Pape Diouf, l’ancien président de l’Olympique de Marseille, est décédé. Agé de 68 ans, il souffrait  du coronavirus et avait été d’abord hospitalisé sous assistance respiratoire à Dakar. Il devait être rapatrié ce mardi 31 mars à Nice. Pape Diouf est le premier cas de décès lié au Covid 19 au Sénégal. Retour sur la vie d’un homme de légende.

En février 2014, nous brossions le portrait d’un homme passionné qui revendiquait sa double culture comme une richesse.

Du Sénégal à l’Olympique de Marseille, le parcours d’une légende du football

Qui l’aurait destiné à devenir président d’un grand club de football ? Le seul Noir qui ait jamais occupé ce poste en France, et en Europe ? Celui que l’on surnomme l’ « Obama français » ne cache pas son bonheur d’avoir fait tomber une barrière : « Beaucoup ne songeaient pas que quelqu’un comme moi soit capable d’assumer ce poste. Avec mes cinq ans à la présidence du club, cette ignorance-là est tombée. Si demain, un autre président noir accède à la tête de l’OM, plus personne ne se posera de question. »
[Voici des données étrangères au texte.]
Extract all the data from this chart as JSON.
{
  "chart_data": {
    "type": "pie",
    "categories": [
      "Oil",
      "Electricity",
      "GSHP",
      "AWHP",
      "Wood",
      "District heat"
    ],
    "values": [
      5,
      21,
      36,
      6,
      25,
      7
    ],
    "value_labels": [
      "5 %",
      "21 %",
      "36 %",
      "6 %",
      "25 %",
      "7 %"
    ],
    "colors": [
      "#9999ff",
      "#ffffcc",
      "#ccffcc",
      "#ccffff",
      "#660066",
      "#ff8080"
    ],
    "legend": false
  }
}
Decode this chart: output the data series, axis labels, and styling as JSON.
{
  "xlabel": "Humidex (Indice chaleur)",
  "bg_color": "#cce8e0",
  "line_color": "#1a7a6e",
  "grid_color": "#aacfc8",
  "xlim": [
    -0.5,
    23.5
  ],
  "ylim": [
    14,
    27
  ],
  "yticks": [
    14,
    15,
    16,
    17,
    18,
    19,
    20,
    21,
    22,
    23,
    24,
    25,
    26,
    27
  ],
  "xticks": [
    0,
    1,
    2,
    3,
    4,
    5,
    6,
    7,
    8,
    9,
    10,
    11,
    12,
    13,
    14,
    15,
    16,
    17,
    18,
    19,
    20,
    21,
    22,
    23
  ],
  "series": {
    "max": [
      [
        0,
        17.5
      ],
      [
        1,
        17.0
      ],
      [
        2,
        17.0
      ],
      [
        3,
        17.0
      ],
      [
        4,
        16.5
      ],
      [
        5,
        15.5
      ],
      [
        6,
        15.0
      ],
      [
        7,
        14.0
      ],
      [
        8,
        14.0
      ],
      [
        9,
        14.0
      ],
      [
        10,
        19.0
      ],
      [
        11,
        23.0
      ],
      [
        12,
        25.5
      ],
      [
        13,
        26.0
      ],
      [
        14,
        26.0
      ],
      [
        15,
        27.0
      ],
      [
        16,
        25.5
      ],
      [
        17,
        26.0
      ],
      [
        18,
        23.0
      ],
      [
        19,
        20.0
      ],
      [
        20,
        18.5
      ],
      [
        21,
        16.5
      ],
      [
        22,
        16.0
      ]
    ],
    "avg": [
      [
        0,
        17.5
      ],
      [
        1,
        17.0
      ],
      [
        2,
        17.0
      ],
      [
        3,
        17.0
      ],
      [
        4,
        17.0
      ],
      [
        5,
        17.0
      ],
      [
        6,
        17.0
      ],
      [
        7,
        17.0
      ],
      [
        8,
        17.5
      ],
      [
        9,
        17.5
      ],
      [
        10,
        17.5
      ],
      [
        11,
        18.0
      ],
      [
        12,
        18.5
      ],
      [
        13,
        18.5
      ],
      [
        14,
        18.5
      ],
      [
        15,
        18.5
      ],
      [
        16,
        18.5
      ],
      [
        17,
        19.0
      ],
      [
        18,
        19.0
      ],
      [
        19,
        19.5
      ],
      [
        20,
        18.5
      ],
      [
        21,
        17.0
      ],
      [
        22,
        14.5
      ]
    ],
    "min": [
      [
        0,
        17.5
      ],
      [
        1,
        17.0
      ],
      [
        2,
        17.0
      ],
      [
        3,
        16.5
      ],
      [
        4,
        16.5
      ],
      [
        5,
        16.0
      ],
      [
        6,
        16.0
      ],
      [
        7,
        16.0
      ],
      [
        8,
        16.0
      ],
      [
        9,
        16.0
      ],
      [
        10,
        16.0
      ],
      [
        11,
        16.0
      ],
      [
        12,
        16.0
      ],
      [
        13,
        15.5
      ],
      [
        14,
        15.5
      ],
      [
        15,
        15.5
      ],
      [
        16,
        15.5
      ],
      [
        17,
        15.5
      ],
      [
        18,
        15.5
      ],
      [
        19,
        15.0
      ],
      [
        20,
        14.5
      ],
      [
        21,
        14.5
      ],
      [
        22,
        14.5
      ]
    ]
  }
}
Il a déjà été le premier président d’origine africaine d’un grand club, et son élection à la mairie, selon lui, s’inscrirait dans la continuité : « montrer à la majorité que si on ne s’arrête à la surface, alors, oui, chacun, selon ses dispositions, peut occuper une place où on ne le voit pas ou qu’on lui refuse. » S’il évoque avec naturel son oeuvre de pionnier, l’indignation, bientôt, l’emporte avec une certaine brutalité : « Dans un pays fermé comme la France, il n’y a pas un seul Noir ou Arabe à la tête d’une entreprise du CAC 40 ou d’un ministère régalien, à Taubira près. Si je peux démystifier les clichés et montrer que les Noirs ne sont ni meilleurs, ni pires que les autres, alors je serai heureux. »
 

« A Marseille, tout est prioritaire »


S’il admet aujourd’hui qu’il pourrait peut-être prendre la direction d’un autre club que l’OM, il ne pourrait pas, assure-t-il, se présenter à une autre mairie que celle de Marseille – par sagesse et dégoût de la médiocrité.

« La médiocrité, c’est faire semblant de pouvoir et de connaître, sans pouvoir ni connaître. Je ne pourrai pas me présenter ailleurs, où j’ignore les codes, les gens, les insuffisances. » Après quarante-quatre ans de vie dans la cité phocéenne, il en connaît tous les rouages, tous les manques et les manquements. Et les problèmes de la ville sont tels que tout est prioritaire.

Alors par quoi commencer ? « Tout d’abord rassembler un maximum de gens et rencenser ensemble les priorités : fracture sociale, transports, système éducatif…  » annonce-t-il de son ton autoritaire de meneur d’équipe. Et pourtant, peu après avoir annoncé sa candidature, il déclarait au journal Libération qu’il ne ferait « pas de promesses » et que « les programmes et les projets sont l’affaire des hommes politiques. »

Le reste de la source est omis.